Je suis chrétien. Pourtant, je me suis demandé, il y a longtemps déjà, pourquoi les chrétiens se considéraient comme « les croyants » et nommaient « incroyants » ceux qui ne partagent pas leur foi. J'ai éprouvé le besoin d'aller voir quelles étaient les croyances de ces « incroyants ». Au cours de longs et lents cheminements en Orient et en Afrique, j'ai rencontré d'autres hommes, d'autres cultures, d'autres religions, d'autres chemins spirituels. J'ai appris que la lumière et la ténèbre se partagent le cœur de tout homme, en dehors de toute appartenance religieuse. J'ai appris que le décisif ne se juge pas d'abord sur une doctrine mais sur une capacité à nous faire vivre. Chacun doit se risquer à répondre pour lui-même de ce qui l'aide à se tenir debout et à se mettre en marche.
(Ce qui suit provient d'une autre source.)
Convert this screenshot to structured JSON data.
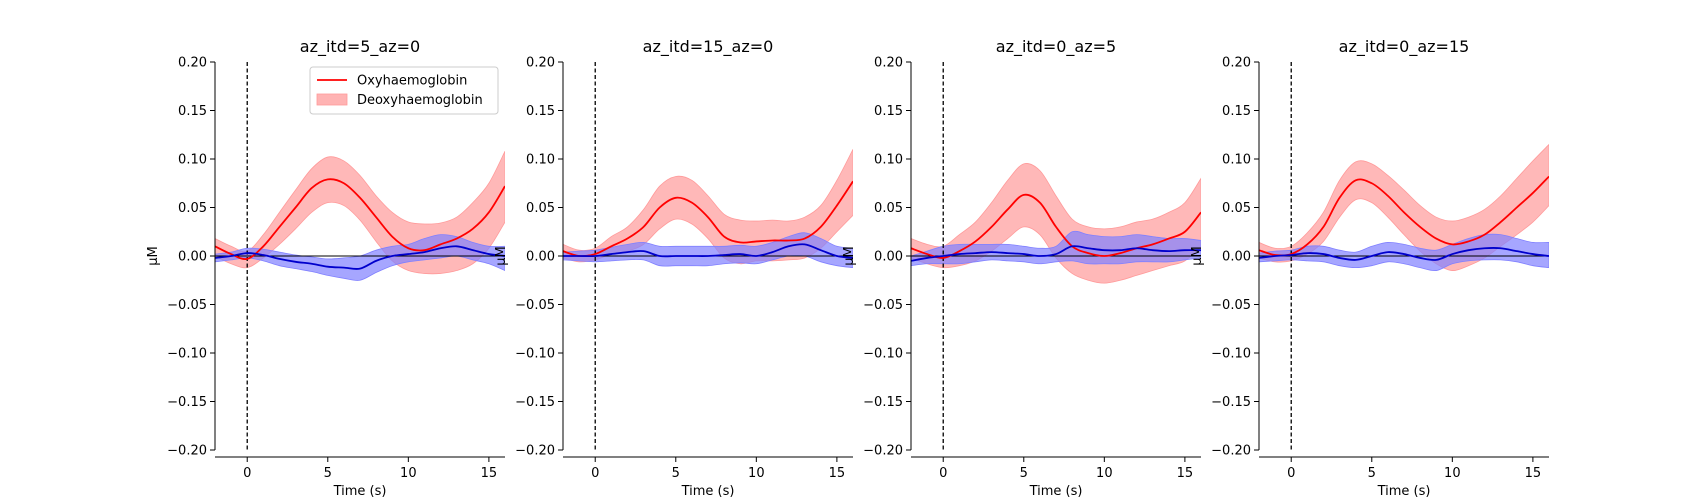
{
  "chart_data": [
    {
      "type": "line",
      "title": "az_itd=5_az=0",
      "xlabel": "Time (s)",
      "ylabel": "µM",
      "xlim": [
        -2,
        16
      ],
      "ylim": [
        -0.2,
        0.2
      ],
      "xticks": [
        0,
        5,
        10,
        15
      ],
      "yticks": [
        -0.2,
        -0.15,
        -0.1,
        -0.05,
        0,
        0.05,
        0.1,
        0.15,
        0.2
      ],
      "ytick_labels": [
        "−0.20",
        "−0.15",
        "−0.10",
        "−0.05",
        "0.00",
        "0.05",
        "0.10",
        "0.15",
        "0.20"
      ],
      "event_line_x": 0,
      "legend": "top-right",
      "x": [
        -2,
        -1,
        0,
        1,
        2,
        3,
        4,
        5,
        6,
        7,
        8,
        9,
        10,
        11,
        12,
        13,
        14,
        15,
        16
      ],
      "series": [
        {
          "name": "Oxyhaemoglobin",
          "color": "#ff0000",
          "band_color": "#ff9a9a",
          "values": [
            0.01,
            0.002,
            -0.003,
            0.01,
            0.03,
            0.05,
            0.07,
            0.079,
            0.075,
            0.06,
            0.04,
            0.02,
            0.008,
            0.006,
            0.012,
            0.018,
            0.028,
            0.045,
            0.072
          ],
          "lower": [
            0.0,
            -0.008,
            -0.012,
            -0.002,
            0.012,
            0.028,
            0.045,
            0.055,
            0.052,
            0.037,
            0.015,
            -0.005,
            -0.015,
            -0.018,
            -0.018,
            -0.015,
            -0.008,
            0.008,
            0.035
          ],
          "upper": [
            0.018,
            0.01,
            0.005,
            0.022,
            0.045,
            0.068,
            0.09,
            0.102,
            0.098,
            0.083,
            0.062,
            0.045,
            0.035,
            0.033,
            0.034,
            0.04,
            0.055,
            0.075,
            0.108
          ]
        },
        {
          "name": "Deoxyhaemoglobin",
          "color": "#0000cc",
          "band_color": "#8080ff",
          "values": [
            -0.002,
            0.0,
            0.003,
            0.001,
            -0.003,
            -0.006,
            -0.008,
            -0.011,
            -0.012,
            -0.013,
            -0.005,
            0.0,
            0.002,
            0.004,
            0.008,
            0.01,
            0.006,
            0.002,
            0.0
          ],
          "lower": [
            -0.006,
            -0.004,
            -0.002,
            -0.005,
            -0.01,
            -0.013,
            -0.016,
            -0.02,
            -0.023,
            -0.025,
            -0.017,
            -0.01,
            -0.006,
            -0.004,
            -0.002,
            0.0,
            -0.004,
            -0.008,
            -0.015
          ],
          "upper": [
            0.002,
            0.004,
            0.008,
            0.007,
            0.004,
            0.001,
            -0.001,
            -0.003,
            -0.002,
            0.0,
            0.006,
            0.01,
            0.012,
            0.018,
            0.022,
            0.02,
            0.014,
            0.01,
            0.01
          ]
        }
      ]
    },
    {
      "type": "line",
      "title": "az_itd=15_az=0",
      "xlabel": "Time (s)",
      "ylabel": "µM",
      "xlim": [
        -2,
        16
      ],
      "ylim": [
        -0.2,
        0.2
      ],
      "xticks": [
        0,
        5,
        10,
        15
      ],
      "yticks": [
        -0.2,
        -0.15,
        -0.1,
        -0.05,
        0,
        0.05,
        0.1,
        0.15,
        0.2
      ],
      "ytick_labels": [
        "−0.20",
        "−0.15",
        "−0.10",
        "−0.05",
        "0.00",
        "0.05",
        "0.10",
        "0.15",
        "0.20"
      ],
      "event_line_x": 0,
      "x": [
        -2,
        -1,
        0,
        1,
        2,
        3,
        4,
        5,
        6,
        7,
        8,
        9,
        10,
        11,
        12,
        13,
        14,
        15,
        16
      ],
      "series": [
        {
          "name": "Oxyhaemoglobin",
          "color": "#ff0000",
          "band_color": "#ff9a9a",
          "values": [
            0.005,
            0.0,
            0.002,
            0.01,
            0.018,
            0.03,
            0.05,
            0.06,
            0.055,
            0.04,
            0.02,
            0.014,
            0.015,
            0.016,
            0.016,
            0.018,
            0.03,
            0.052,
            0.077
          ],
          "lower": [
            -0.002,
            -0.006,
            -0.004,
            0.002,
            0.005,
            0.012,
            0.028,
            0.038,
            0.033,
            0.018,
            -0.002,
            -0.008,
            -0.005,
            -0.005,
            -0.004,
            -0.002,
            0.008,
            0.025,
            0.042
          ],
          "upper": [
            0.012,
            0.006,
            0.008,
            0.02,
            0.03,
            0.048,
            0.072,
            0.082,
            0.078,
            0.062,
            0.043,
            0.037,
            0.036,
            0.037,
            0.036,
            0.04,
            0.052,
            0.078,
            0.11
          ]
        },
        {
          "name": "Deoxyhaemoglobin",
          "color": "#0000cc",
          "band_color": "#8080ff",
          "values": [
            0.0,
            0.0,
            0.0,
            0.002,
            0.004,
            0.005,
            0.0,
            0.0,
            0.0,
            0.0,
            0.001,
            0.002,
            0.0,
            0.004,
            0.01,
            0.012,
            0.006,
            0.0,
            -0.002
          ],
          "lower": [
            -0.004,
            -0.005,
            -0.006,
            -0.005,
            -0.004,
            -0.004,
            -0.01,
            -0.01,
            -0.01,
            -0.01,
            -0.008,
            -0.007,
            -0.008,
            -0.004,
            0.0,
            0.0,
            -0.006,
            -0.01,
            -0.012
          ],
          "upper": [
            0.004,
            0.005,
            0.006,
            0.009,
            0.012,
            0.014,
            0.01,
            0.01,
            0.01,
            0.01,
            0.01,
            0.011,
            0.01,
            0.014,
            0.02,
            0.024,
            0.018,
            0.01,
            0.008
          ]
        }
      ]
    },
    {
      "type": "line",
      "title": "az_itd=0_az=5",
      "xlabel": "Time (s)",
      "ylabel": "µM",
      "xlim": [
        -2,
        16
      ],
      "ylim": [
        -0.2,
        0.2
      ],
      "xticks": [
        0,
        5,
        10,
        15
      ],
      "yticks": [
        -0.2,
        -0.15,
        -0.1,
        -0.05,
        0,
        0.05,
        0.1,
        0.15,
        0.2
      ],
      "ytick_labels": [
        "−0.20",
        "−0.15",
        "−0.10",
        "−0.05",
        "0.00",
        "0.05",
        "0.10",
        "0.15",
        "0.20"
      ],
      "event_line_x": 0,
      "x": [
        -2,
        -1,
        0,
        1,
        2,
        3,
        4,
        5,
        6,
        7,
        8,
        9,
        10,
        11,
        12,
        13,
        14,
        15,
        16
      ],
      "series": [
        {
          "name": "Oxyhaemoglobin",
          "color": "#ff0000",
          "band_color": "#ff9a9a",
          "values": [
            0.008,
            0.002,
            -0.002,
            0.005,
            0.015,
            0.03,
            0.048,
            0.063,
            0.055,
            0.03,
            0.01,
            0.003,
            0.0,
            0.003,
            0.008,
            0.012,
            0.018,
            0.025,
            0.045
          ],
          "lower": [
            -0.002,
            -0.008,
            -0.012,
            -0.01,
            -0.005,
            0.005,
            0.018,
            0.03,
            0.022,
            -0.002,
            -0.018,
            -0.025,
            -0.028,
            -0.025,
            -0.02,
            -0.015,
            -0.01,
            -0.005,
            0.01
          ],
          "upper": [
            0.018,
            0.012,
            0.01,
            0.022,
            0.035,
            0.055,
            0.078,
            0.095,
            0.088,
            0.062,
            0.038,
            0.03,
            0.028,
            0.03,
            0.035,
            0.038,
            0.045,
            0.055,
            0.08
          ]
        },
        {
          "name": "Deoxyhaemoglobin",
          "color": "#0000cc",
          "band_color": "#8080ff",
          "values": [
            -0.005,
            -0.002,
            0.0,
            0.002,
            0.003,
            0.004,
            0.003,
            0.002,
            0.0,
            0.002,
            0.01,
            0.008,
            0.006,
            0.006,
            0.008,
            0.006,
            0.005,
            0.006,
            0.006
          ],
          "lower": [
            -0.01,
            -0.008,
            -0.008,
            -0.008,
            -0.006,
            -0.004,
            -0.005,
            -0.006,
            -0.008,
            -0.006,
            -0.005,
            -0.008,
            -0.008,
            -0.008,
            -0.006,
            -0.006,
            -0.006,
            -0.004,
            -0.002
          ],
          "upper": [
            0.0,
            0.005,
            0.01,
            0.012,
            0.012,
            0.012,
            0.012,
            0.01,
            0.008,
            0.01,
            0.025,
            0.022,
            0.02,
            0.02,
            0.022,
            0.02,
            0.018,
            0.018,
            0.016
          ]
        }
      ]
    },
    {
      "type": "line",
      "title": "az_itd=0_az=15",
      "xlabel": "Time (s)",
      "ylabel": "µM",
      "xlim": [
        -2,
        16
      ],
      "ylim": [
        -0.2,
        0.2
      ],
      "xticks": [
        0,
        5,
        10,
        15
      ],
      "yticks": [
        -0.2,
        -0.15,
        -0.1,
        -0.05,
        0,
        0.05,
        0.1,
        0.15,
        0.2
      ],
      "ytick_labels": [
        "−0.20",
        "−0.15",
        "−0.10",
        "−0.05",
        "0.00",
        "0.05",
        "0.10",
        "0.15",
        "0.20"
      ],
      "event_line_x": 0,
      "x": [
        -2,
        -1,
        0,
        1,
        2,
        3,
        4,
        5,
        6,
        7,
        8,
        9,
        10,
        11,
        12,
        13,
        14,
        15,
        16
      ],
      "series": [
        {
          "name": "Oxyhaemoglobin",
          "color": "#ff0000",
          "band_color": "#ff9a9a",
          "values": [
            0.006,
            0.001,
            0.002,
            0.012,
            0.03,
            0.06,
            0.078,
            0.075,
            0.062,
            0.045,
            0.03,
            0.018,
            0.012,
            0.015,
            0.022,
            0.035,
            0.05,
            0.065,
            0.082
          ],
          "lower": [
            -0.002,
            -0.006,
            -0.005,
            0.002,
            0.015,
            0.04,
            0.058,
            0.055,
            0.04,
            0.022,
            0.005,
            -0.008,
            -0.015,
            -0.01,
            -0.002,
            0.01,
            0.022,
            0.035,
            0.052
          ],
          "upper": [
            0.014,
            0.008,
            0.01,
            0.024,
            0.045,
            0.078,
            0.097,
            0.095,
            0.083,
            0.068,
            0.052,
            0.04,
            0.036,
            0.04,
            0.048,
            0.062,
            0.08,
            0.098,
            0.115
          ]
        },
        {
          "name": "Deoxyhaemoglobin",
          "color": "#0000cc",
          "band_color": "#8080ff",
          "values": [
            -0.002,
            0.0,
            0.001,
            0.003,
            0.002,
            -0.002,
            -0.004,
            0.0,
            0.004,
            0.002,
            -0.002,
            -0.004,
            0.002,
            0.006,
            0.008,
            0.008,
            0.005,
            0.002,
            0.0
          ],
          "lower": [
            -0.006,
            -0.005,
            -0.004,
            -0.005,
            -0.006,
            -0.01,
            -0.012,
            -0.01,
            -0.006,
            -0.008,
            -0.012,
            -0.015,
            -0.008,
            -0.005,
            -0.004,
            -0.004,
            -0.006,
            -0.01,
            -0.012
          ],
          "upper": [
            0.003,
            0.005,
            0.006,
            0.01,
            0.01,
            0.006,
            0.004,
            0.01,
            0.014,
            0.012,
            0.008,
            0.006,
            0.012,
            0.018,
            0.022,
            0.022,
            0.018,
            0.014,
            0.014
          ]
        }
      ]
    }
  ]
}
Je crois qu'il convient d'abandonner quelques certitudes et ne pas s'empresser de remplir les vides. Seul le vide des ouvertures rend une maison habitable (même et surtout la maison Église). L’Évangile a planté ses racines sur une absence, un tombeau vide. Aux dogmes, refermés sur eux-mêmes, je préfère le poème, toujours ouvert, de la vie. La tendresse d'une main, le tourment d'un regard m'en apprennent davantage sur l'amour que la lecture de tous les traités sur l'art d'aimer. Le retour du fils prodigue peint par Rembrandt m'en dit plus sur le pardon que les exhortations édifiantes. Comme la vie, la foi est relation. Elle ne remplit pas un vide, elle répond à une attente. Elle demeure, avant tout, un mystère.
Philippe JOUDIOU
(Rubrique « à cœur ouvert », les carnets du yoga mai 2005, numéro 237)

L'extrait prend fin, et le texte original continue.